I was conducting tests on Python (3.8.6) work speed. The test case was matrix per vector multiplication with sizes 10.000x10.000 and 10.000 correspondingly. The matrix and the vector were randomly filled with float numbers.
Firstly, I tried this code:
import time
import numpy as np
def str_per_vec(a, b, n):
res = 0
for i in range(n):
res += a[i] * b[i]
return res
N = 10000
A = np.random.randn(N, N)
b = np.random.randn(N)
correct_answer = A @ b
A = A.tolist()
b = b.tolist()
c = [None] * N
start = time.perf_counter()
for i in range(N):
c[i] = str_per_vec(A[i], b, N)
end = time.perf_counter()
assert np.allclose(c, correct_answer)
print("Time:", end - start)
And the output was "Time: 6.585052800000001"
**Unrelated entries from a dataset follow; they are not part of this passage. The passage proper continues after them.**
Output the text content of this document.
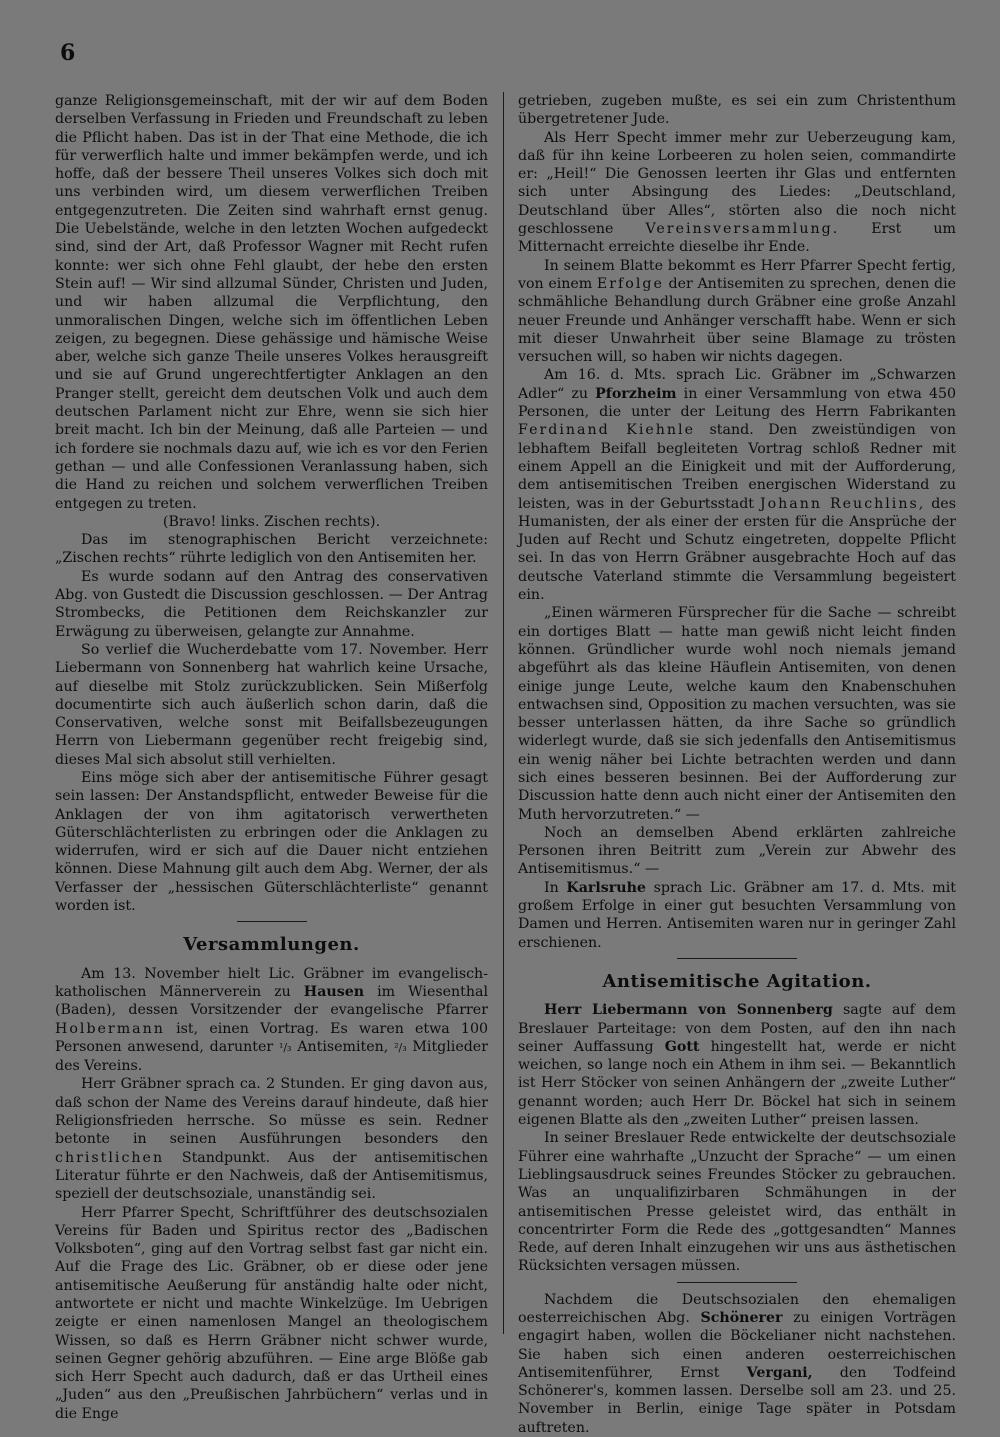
6

ganze Religionsgemeinschaft, mit der wir auf dem Boden derselben Verfassung in Frieden und Freundschaft zu leben die Pflicht haben. Das ist in der That eine Methode, die ich für verwerflich halte und immer bekämpfen werde, und ich hoffe, daß der bessere Theil unseres Volkes sich doch mit uns verbinden wird, um diesem verwerflichen Treiben entgegenzutreten. Die Zeiten sind wahrhaft ernst genug. Die Uebelstände, welche in den letzten Wochen aufgedeckt sind, sind der Art, daß Professor Wagner mit Recht rufen konnte: wer sich ohne Fehl glaubt, der hebe den ersten Stein auf! — Wir sind allzumal Sünder, Christen und Juden, und wir haben allzumal die Verpflichtung, den unmoralischen Dingen, welche sich im öffentlichen Leben zeigen, zu begegnen. Diese gehässige und hämische Weise aber, welche sich ganze Theile unseres Volkes herausgreift und sie auf Grund ungerechtfertigter Anklagen an den Pranger stellt, gereicht dem deutschen Volk und auch dem deutschen Parlament nicht zur Ehre, wenn sie sich hier breit macht. Ich bin der Meinung, daß alle Parteien — und ich fordere sie nochmals dazu auf, wie ich es vor den Ferien gethan — und alle Confessionen Veranlassung haben, sich die Hand zu reichen und solchem verwerflichen Treiben entgegen zu treten.

(Bravo! links. Zischen rechts).

Das im stenographischen Bericht verzeichnete: „Zischen rechts“ rührte lediglich von den Antisemiten her.

Es wurde sodann auf den Antrag des conservativen Abg. von Gustedt die Discussion geschlossen. — Der Antrag Strombecks, die Petitionen dem Reichskanzler zur Erwägung zu überweisen, gelangte zur Annahme.

So verlief die Wucherdebatte vom 17. November. Herr Liebermann von Sonnenberg hat wahrlich keine Ursache, auf dieselbe mit Stolz zurückzublicken. Sein Mißerfolg documentirte sich auch äußerlich schon darin, daß die Conservativen, welche sonst mit Beifallsbezeugungen Herrn von Liebermann gegenüber recht freigebig sind, dieses Mal sich absolut still verhielten.

Eins möge sich aber der antisemitische Führer gesagt sein lassen: Der Anstandspflicht, entweder Beweise für die Anklagen der von ihm agitatorisch verwertheten Güterschlächterlisten zu erbringen oder die Anklagen zu widerrufen, wird er sich auf die Dauer nicht entziehen können. Diese Mahnung gilt auch dem Abg. Werner, der als Verfasser der „hessischen Güterschlächterliste“ genannt worden ist.

Versammlungen.

Am 13. November hielt Lic. Gräbner im evangelisch-katholischen Männerverein zu Hausen im Wiesenthal (Baden), dessen Vorsitzender der evangelische Pfarrer Holbermann ist, einen Vortrag. Es waren etwa 100 Personen anwesend, darunter ¹/₃ Antisemiten, ²/₃ Mitglieder des Vereins.

Herr Gräbner sprach ca. 2 Stunden. Er ging davon aus, daß schon der Name des Vereins darauf hindeute, daß hier Religionsfrieden herrsche. So müsse es sein. Redner betonte in seinen Ausführungen besonders den christlichen Standpunkt. Aus der antisemitischen Literatur führte er den Nachweis, daß der Antisemitismus, speziell der deutschsoziale, unanständig sei.

Herr Pfarrer Specht, Schriftführer des deutschsozialen Vereins für Baden und Spiritus rector des „Badischen Volksboten“, ging auf den Vortrag selbst fast gar nicht ein. Auf die Frage des Lic. Gräbner, ob er diese oder jene antisemitische Aeußerung für anständig halte oder nicht, antwortete er nicht und machte Winkelzüge. Im Uebrigen zeigte er einen namenlosen Mangel an theologischem Wissen, so daß es Herrn Gräbner nicht schwer wurde, seinen Gegner gehörig abzuführen. — Eine arge Blöße gab sich Herr Specht auch dadurch, daß er das Urtheil eines „Juden“ aus den „Preußischen Jahrbüchern“ verlas und in die Enge

getrieben, zugeben mußte, es sei ein zum Christenthum übergetretener Jude.

Als Herr Specht immer mehr zur Ueberzeugung kam, daß für ihn keine Lorbeeren zu holen seien, commandirte er: „Heil!“ Die Genossen leerten ihr Glas und entfernten sich unter Absingung des Liedes: „Deutschland, Deutschland über Alles“, störten also die noch nicht geschlossene Vereinsversammlung. Erst um Mitternacht erreichte dieselbe ihr Ende.

In seinem Blatte bekommt es Herr Pfarrer Specht fertig, von einem Erfolge der Antisemiten zu sprechen, denen die schmähliche Behandlung durch Gräbner eine große Anzahl neuer Freunde und Anhänger verschafft habe. Wenn er sich mit dieser Unwahrheit über seine Blamage zu trösten versuchen will, so haben wir nichts dagegen.

Am 16. d. Mts. sprach Lic. Gräbner im „Schwarzen Adler“ zu Pforzheim in einer Versammlung von etwa 450 Personen, die unter der Leitung des Herrn Fabrikanten Ferdinand Kiehnle stand. Den zweistündigen von lebhaftem Beifall begleiteten Vortrag schloß Redner mit einem Appell an die Einigkeit und mit der Aufforderung, dem antisemitischen Treiben energischen Widerstand zu leisten, was in der Geburtsstadt Johann Reuchlins, des Humanisten, der als einer der ersten für die Ansprüche der Juden auf Recht und Schutz eingetreten, doppelte Pflicht sei. In das von Herrn Gräbner ausgebrachte Hoch auf das deutsche Vaterland stimmte die Versammlung begeistert ein.

„Einen wärmeren Fürsprecher für die Sache — schreibt ein dortiges Blatt — hatte man gewiß nicht leicht finden können. Gründlicher wurde wohl noch niemals jemand abgeführt als das kleine Häuflein Antisemiten, von denen einige junge Leute, welche kaum den Knabenschuhen entwachsen sind, Opposition zu machen versuchten, was sie besser unterlassen hätten, da ihre Sache so gründlich widerlegt wurde, daß sie sich jedenfalls den Antisemitismus ein wenig näher bei Lichte betrachten werden und dann sich eines besseren besinnen. Bei der Aufforderung zur Discussion hatte denn auch nicht einer der Antisemiten den Muth hervorzutreten.“ —

Noch an demselben Abend erklärten zahlreiche Personen ihren Beitritt zum „Verein zur Abwehr des Antisemitismus.“ —

In Karlsruhe sprach Lic. Gräbner am 17. d. Mts. mit großem Erfolge in einer gut besuchten Versammlung von Damen und Herren. Antisemiten waren nur in geringer Zahl erschienen.

Antisemitische Agitation.

Herr Liebermann von Sonnenberg sagte auf dem Breslauer Parteitage: von dem Posten, auf den ihn nach seiner Auffassung Gott hingestellt hat, werde er nicht weichen, so lange noch ein Athem in ihm sei. — Bekanntlich ist Herr Stöcker von seinen Anhängern der „zweite Luther“ genannt worden; auch Herr Dr. Böckel hat sich in seinem eigenen Blatte als den „zweiten Luther“ preisen lassen.

In seiner Breslauer Rede entwickelte der deutschsoziale Führer eine wahrhafte „Unzucht der Sprache“ — um einen Lieblingsausdruck seines Freundes Stöcker zu gebrauchen. Was an unqualifizirbaren Schmähungen in der antisemitischen Presse geleistet wird, das enthält in concentrirter Form die Rede des „gottgesandten“ Mannes Rede, auf deren Inhalt einzugehen wir uns aus ästhetischen Rücksichten versagen müssen.

Nachdem die Deutschsozialen den ehemaligen oesterreichischen Abg. Schönerer zu einigen Vorträgen engagirt haben, wollen die Böckelianer nicht nachstehen. Sie haben sich einen anderen oesterreichischen Antisemitenführer, Ernst Vergani, den Todfeind Schönerer's, kommen lassen. Derselbe soll am 23. und 25. November in Berlin, einige Tage später in Potsdam auftreten.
Then I tried another code. In fact, I just removed the function and wrote it in the loop itself:
import time
import numpy as np
N = 10000
A = np.random.randn(N, N)
b = np.random.randn(N)
correct_answer = A @ b
A = A.tolist()
b = b.tolist()
c = [None] * N
start = time.perf_counter()
for i in range(N):
buf = 0
a = A[i]
for j in range(N):
buf += a[j] * b[j]
c[i] = buf
end = time.perf_counter()
assert np.allclose(c, correct_answer)
print("Time:", end - start)
And this time the output was "Time: 12.4580008".
So, I just moved code from the function to the loop, but it took twice more time to execute! I'm really confused with it, because I have no idea why this happened. If someone proficient in Python could help me, I would be very grateful!
P.S. I conducted tests several times and the results were stable.